Replication of Ribosomal DNA in Xenopus laevis

Abstract

The localization of the replication origins of r[ribosomal]DNA in X. laevis was studied by 2 different methods. The DNA of X. laevis larvae was fractionated by CsCl gradient centrifugation in bulk and ribosomal DNA and examined by EM. In bulk DNA, clusters of microbubbles, which are related with the origins of replication, appear to be spaced along the DNA molecules at intervals comparable with the size of the average replicon of X. laevis. In rDNA, the distance between adjacent clusters is much shorter and corresponds to the size of the rDNA repeating unit. When rDNA was submitted to digestion with restriction enzymes (EcoRI or HindIII), the microbubbles are observed in the nontranscribed spacer-containing fragment.
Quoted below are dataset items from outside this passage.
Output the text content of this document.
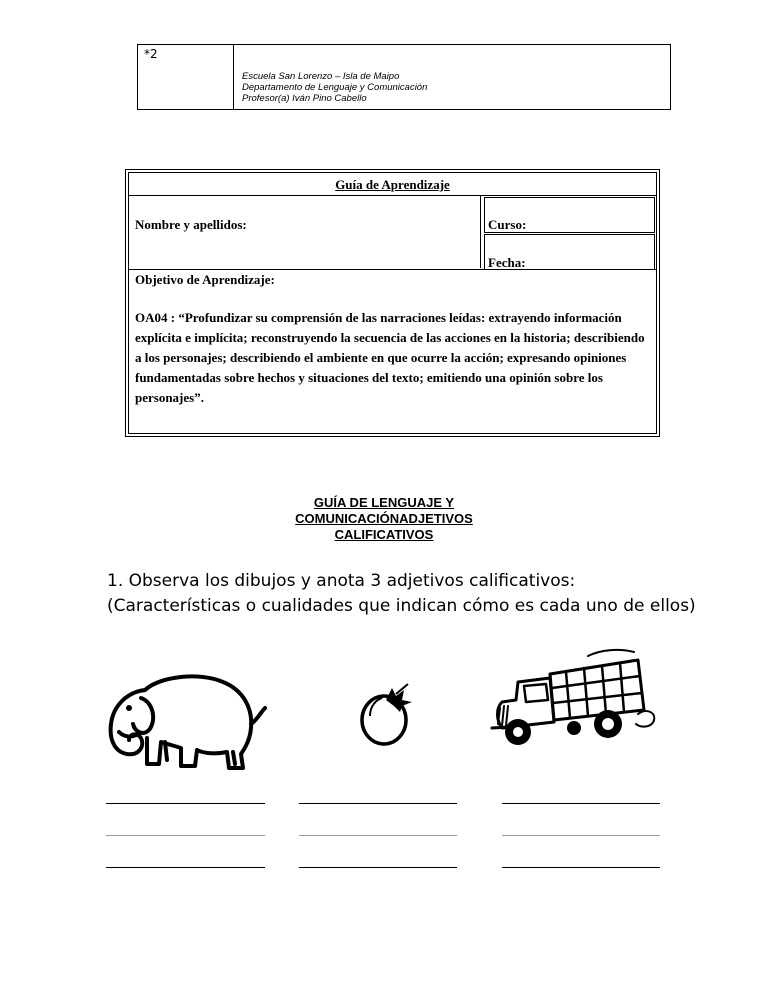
*2
Escuela San Lorenzo – Isla de Maipo
Departamento de Lenguaje y Comunicación
Profesor(a) Iván Pino Cabello
Guía de Aprendizaje
Nombre y apellidos:	Curso:
Fecha:
Objetivo de Aprendizaje:
OA04 : “Profundizar su comprensión de las narraciones leídas: extrayendo información explícita e implícita; reconstruyendo la secuencia de las acciones en la historia; describiendo a los personajes; describiendo el ambiente en que ocurre la acción; expresando opiniones fundamentadas sobre hechos y situaciones del texto; emitiendo una opinión sobre los personajes”.
GUÍA DE LENGUAJE Y
COMUNICACIÓNADJETIVOS
CALIFICATIVOS
1. Observa los dibujos y anota 3 adjetivos calificativos:
(Características o cualidades que indican cómo es cada uno de ellos)
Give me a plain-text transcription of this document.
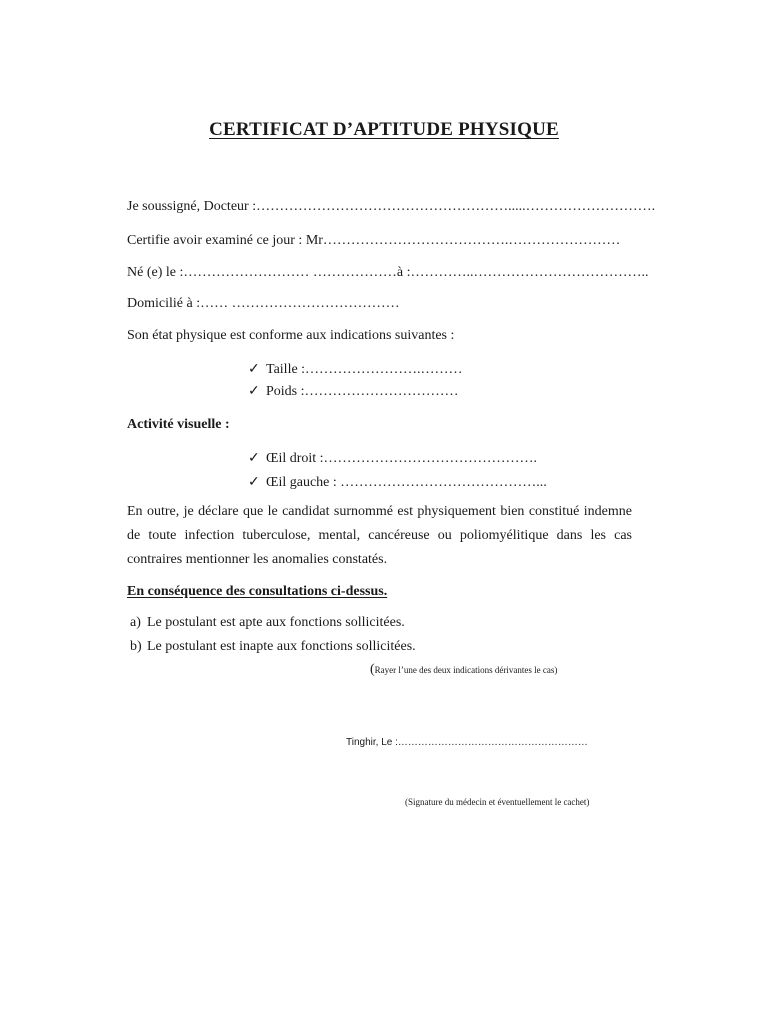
CERTIFICAT D’APTITUDE PHYSIQUE
Je soussigné, Docteur :……………………………………………….....……………………….
Certifie avoir examiné ce jour : Mr………………………………….……………………
Né (e) le :……………………… ………………à :…………..………………………………..
Domicilié à :…… ………………………………
Son état physique est conforme aux indications suivantes :
✓ Taille :…………………….………
✓ Poids :……………………………
Activité visuelle :
✓ Œil droit :……………………………………….
✓ Œil gauche : ……………………………………...
En outre, je déclare que le candidat surnommé est physiquement bien constitué indemne de toute infection tuberculose, mental, cancéreuse ou poliomyélitique dans les cas contraires mentionner les anomalies constatés.
En conséquence des consultations ci-dessus.
a) Le postulant est apte aux fonctions sollicitées.
b) Le postulant est inapte aux fonctions sollicitées.
(Rayer l’une des deux indications dérivantes le cas)
Tinghir, Le :…………………………………………………
(Signature du médecin et éventuellement le cachet)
Cultured cells of X. laevis were synchronized by mitotic selection and incubated with 5-fluoro-2-deoxyuridine for a time longer than the G1 phase. This treatment synchronizes the replicons and allows them to start replicating very slowly. It was thus possible to obtain a preferential labeling of the regions containing the origins. The analysis by gel electrophoresis of the EcoRI-digested rDNA showed that the radioactivity was preferentially incorporated in the fragments which contain the non-transcribed spacer. The rRNA gene cluster apparently consists of multiple units of replication, possibly one per gene unit. The origins of replication are localized into the nontranscribed spacer.